De rellen in Katwijk aan Zee, twee weken geleden, daarom ben ik hier. In de Nieuwe Kerk, verderop, vierde de organisatie Christenen voor Israël het 77-jarig bestaan van de staat Israël en buiten stonden vijftien pro-Palestijnse activisten te protesteren. Het liep uit de hand toen driehonderd mensen, meest jonge mannen, hen begonnen te bekogelen met stenen en bierflessen. „Opkankeren.” Sommige jonge mannen, zie ik op YouTube, zwaaiden met de Nederlandse vlag. Maar in de Adullamkerk, afgelopen zondag, zie ik ze niet. Of ik herken ze niet.
In Waarde op Zuid-Beveland bad de dominee voor Israël, het Beloofde Land, en hij bad om regen. „Regen voor de aarde die zo droog is”. En in Katwijk? „O, Heere”, bidt de dominee, „verzenging van de aarde dreigde, maar het heeft U behaagd een milde regen te doen neerdalen.” En terwijl de gelovigen hun hoofden nog wat dieper buigen zegt hij dat het uit Gods genade was, niet omdat we het verdienen. „Mensen hebben geen enkele waardigheid of verdienste.”
Hij bidt niet voor Israël, maar zijn preek gaat wel over oorlog, de oorlog van Achab, koning van Israël, tegen Syrië, in de negende eeuw voor de geboorte van Christus. Hij vertelt hoe Achab zijn zwager Josafat, koning van Juda, op listige wijze overhaalt om samen met hem ten strijde te trekken en ondertussen kijk ik naar de landkaart voor in mijn bijbel: het rijk van koning David rond het jaar duizend voor Christus.

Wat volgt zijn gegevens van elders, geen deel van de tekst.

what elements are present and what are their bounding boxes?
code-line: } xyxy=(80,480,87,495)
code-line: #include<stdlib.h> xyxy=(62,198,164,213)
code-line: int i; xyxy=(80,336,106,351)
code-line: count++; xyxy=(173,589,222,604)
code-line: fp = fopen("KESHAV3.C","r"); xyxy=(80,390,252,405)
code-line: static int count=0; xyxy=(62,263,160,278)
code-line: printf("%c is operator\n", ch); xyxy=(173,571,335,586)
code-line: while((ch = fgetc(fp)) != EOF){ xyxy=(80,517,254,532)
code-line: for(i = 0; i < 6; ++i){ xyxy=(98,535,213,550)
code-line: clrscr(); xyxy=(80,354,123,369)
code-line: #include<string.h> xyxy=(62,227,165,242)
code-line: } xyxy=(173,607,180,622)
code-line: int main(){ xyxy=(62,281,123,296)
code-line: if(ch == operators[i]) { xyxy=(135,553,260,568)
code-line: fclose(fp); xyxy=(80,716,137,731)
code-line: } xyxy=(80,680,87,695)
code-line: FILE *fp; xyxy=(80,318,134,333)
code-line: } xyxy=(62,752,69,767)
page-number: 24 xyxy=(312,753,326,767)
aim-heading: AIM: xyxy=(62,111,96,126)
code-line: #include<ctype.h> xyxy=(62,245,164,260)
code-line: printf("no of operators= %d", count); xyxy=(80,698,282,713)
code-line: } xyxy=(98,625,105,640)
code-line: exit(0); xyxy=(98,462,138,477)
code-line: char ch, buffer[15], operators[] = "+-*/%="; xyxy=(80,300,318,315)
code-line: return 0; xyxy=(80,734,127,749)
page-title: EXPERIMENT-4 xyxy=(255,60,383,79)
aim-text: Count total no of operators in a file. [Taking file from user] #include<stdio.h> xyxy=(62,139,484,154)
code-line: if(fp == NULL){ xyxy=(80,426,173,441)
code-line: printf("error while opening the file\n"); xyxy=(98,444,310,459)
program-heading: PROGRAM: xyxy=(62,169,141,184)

Eerst waren het twee gebieden ten noorden en ten zuiden van Jeruzalem, later zou het veel groter zijn geweest dan Israël nu, met Libanon erbij, delen van Syrië, Jordanië, en ja, de Gazastrook. Historici zeggen dat het niet waar is, maar orthodoxe christenen geloven dat David al dat land veroverd had.
Drieduizend jaar geleden en de dominee in de Adullamkerk in Katwijk aan Zee preekt over Achabs oorlog alsof die gisteren was. Achab handelde tegen Gods wil en sneuvelde, maar Davids veroveringen waren in Gods opdracht en dus rechtvaardig. Bij het verlaten van de kerk, bijna twee uur later, denk ik: hoe kun je daar in vredesnaam tegenop?
Een bloemenaltaar op de stoep met wat kaarsen en knuffels – Hello Kitty, een roze konijn met een kind in haar armen. Tussen de bloemen een bord: „Stop femicide.” In de nieuwsrubrieken was er wederom ruim aandacht voor de moord op Joeweela, dinsdag in Gouda. Onder de ogen van haar kinderen werd ze op straat doodgeschoten door haar ex-man.
Femicide, het woord is in opkomst de laatste jaren. De roep om vrouwenmoord aan te pakken wordt steeds luider. De Rijswijkse burgemeester Huri Sahin sprak in Nieuwsuur (NPO 2) van een groot probleem dat de samenleving ontwricht. Is dat zo? Er worden betrekkelijk weinig vrouwen gedood in Nederland. Gemiddeld 45 vrouwen per jaar, van wie 24 door hun partner of ex. Het moordcijfer is in dertig jaar sterk gedaald. De impact van een moord is natuurlijk groot maar met zo’n gering aantal kun je toch niet van een maatschappelijk probleem spreken.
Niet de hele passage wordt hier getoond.